Rory Burns and Dom Sibley will begin the job of chipping away at England’s 99-run deficit as they seek to turn the tables of the first #raisethebat Test against the West Indies.
The opening batsmen survived 10 challenging overs at the end of day three, reaching 15 without loss to bring the tourists’ lead back into double figures.
There is plenty of hard work still to do for a line-up missing its most reliant run-scorer, new father Joe Root, but plenty of time left for either side to lay the foundations for victory at the Ageas Bowl.
That England are still alive in the game owes much to the efforts of Root’s temporary stand-in as captain, Ben Stokes, who claimed figures of four for 49 including three important wickets in the evening session.
James Anderson, who also finished in credit with three for 62, praised Stokes’ intervention but admitted the hosts were behind in the game after allowing their opponents to make 318.

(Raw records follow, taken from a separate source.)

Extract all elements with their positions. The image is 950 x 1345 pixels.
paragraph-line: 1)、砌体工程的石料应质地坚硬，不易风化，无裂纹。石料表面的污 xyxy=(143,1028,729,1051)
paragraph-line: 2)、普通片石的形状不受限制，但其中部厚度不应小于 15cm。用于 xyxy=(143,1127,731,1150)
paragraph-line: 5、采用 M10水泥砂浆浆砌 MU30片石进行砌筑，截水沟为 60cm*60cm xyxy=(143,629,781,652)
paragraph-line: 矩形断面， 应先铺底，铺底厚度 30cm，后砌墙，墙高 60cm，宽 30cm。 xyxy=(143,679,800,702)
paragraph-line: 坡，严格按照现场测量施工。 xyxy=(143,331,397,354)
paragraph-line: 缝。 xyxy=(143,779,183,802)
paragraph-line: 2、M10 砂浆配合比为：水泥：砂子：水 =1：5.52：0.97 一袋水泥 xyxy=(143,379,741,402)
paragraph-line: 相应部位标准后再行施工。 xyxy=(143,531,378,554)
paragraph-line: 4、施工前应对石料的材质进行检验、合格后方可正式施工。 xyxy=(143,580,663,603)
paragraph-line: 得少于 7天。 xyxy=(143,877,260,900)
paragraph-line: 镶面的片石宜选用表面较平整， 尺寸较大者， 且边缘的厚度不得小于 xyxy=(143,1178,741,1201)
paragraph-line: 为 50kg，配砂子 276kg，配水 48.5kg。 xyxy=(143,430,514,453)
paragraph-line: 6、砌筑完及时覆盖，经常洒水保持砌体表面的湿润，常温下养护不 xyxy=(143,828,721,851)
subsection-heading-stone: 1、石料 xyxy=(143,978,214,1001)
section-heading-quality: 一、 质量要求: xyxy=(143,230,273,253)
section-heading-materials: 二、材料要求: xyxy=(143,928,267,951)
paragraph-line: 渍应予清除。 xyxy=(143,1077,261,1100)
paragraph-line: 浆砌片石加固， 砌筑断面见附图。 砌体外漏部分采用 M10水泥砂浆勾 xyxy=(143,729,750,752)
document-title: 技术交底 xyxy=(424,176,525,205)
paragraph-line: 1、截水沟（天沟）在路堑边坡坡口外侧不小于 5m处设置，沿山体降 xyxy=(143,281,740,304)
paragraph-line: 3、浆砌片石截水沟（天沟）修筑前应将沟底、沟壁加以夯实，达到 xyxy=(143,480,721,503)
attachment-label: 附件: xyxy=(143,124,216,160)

“Ben did a brilliant job. There were some decent miles in the legs of me, Jofra Archer and Mark Wood so when he got those wickets at the end it was crucial,” he said.

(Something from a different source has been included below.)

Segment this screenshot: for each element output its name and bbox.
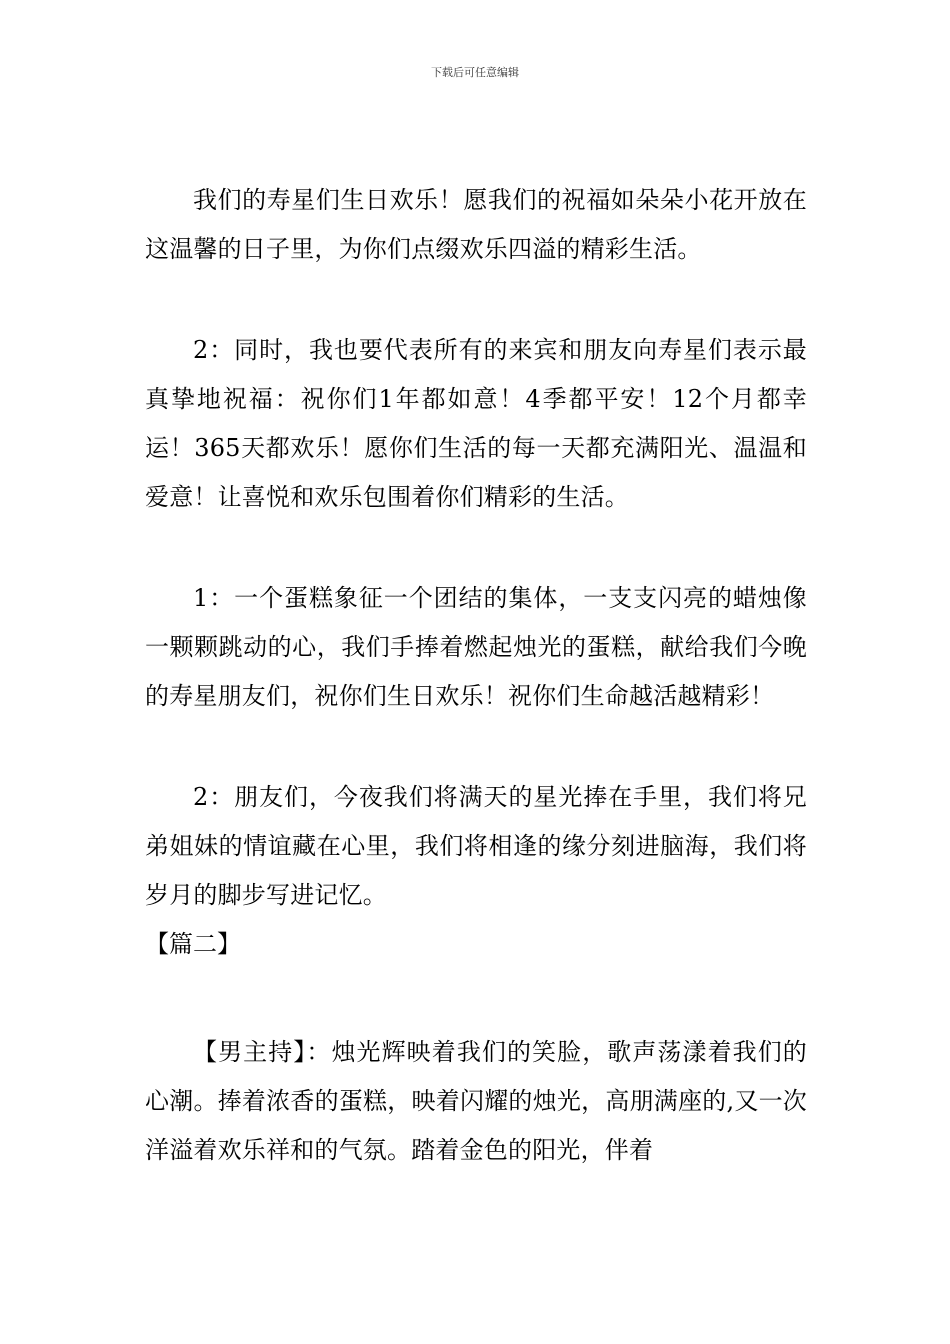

“The West Indies have had the best of the first few days certainly, so we are up against it. We know exactly what we’ve got to do. If we bat well and get a decent lead, get a bit ahead, we can give ourselves a chance of bowling them out in the fourth innings of the game.
“It’s not been our best performance with bat or ball these last few days so we’ve got work to do in the next couple. We’ll need a little bit of luck. We don’t want it to deteriorate too much tomorrow obviously and then on the final it can do as much as it wants.”

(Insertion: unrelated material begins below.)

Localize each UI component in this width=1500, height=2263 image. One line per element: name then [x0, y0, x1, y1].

If England fail to turn things around, the decision to overlook Anderson’s long-time bowling partner Stuart Broad in favour of Archer and Wood will come under scrutiny. Both men delivered serious pace, particularly Wood, but combined figures of one for 135 in 44 overs were a clear disappointment.
Broad gave a candid interview to Sky ahead of the Friday’s play describing himself as “frustrated, angry and gutted” about his omission,.
Reflecting on the selection, Anderson said: “You’re fully aware he’s not taken it very well.
“I think he’s very frustrated and disappointed to be left out but someone was going to be. I think it’s great for the team that Stuart is disappointed to be left out because it shows that he’s passionate, he’s desperate to be in this team and be a part of our success going forward.
“We’ve played a lot together so having him at mid-off has been a familiar sight for me when I’ve been bowling and it was odd not having there. I’m sure he’ll use this as fuel to sort of push on and when he does get the nod he’ll perform brilliantly.”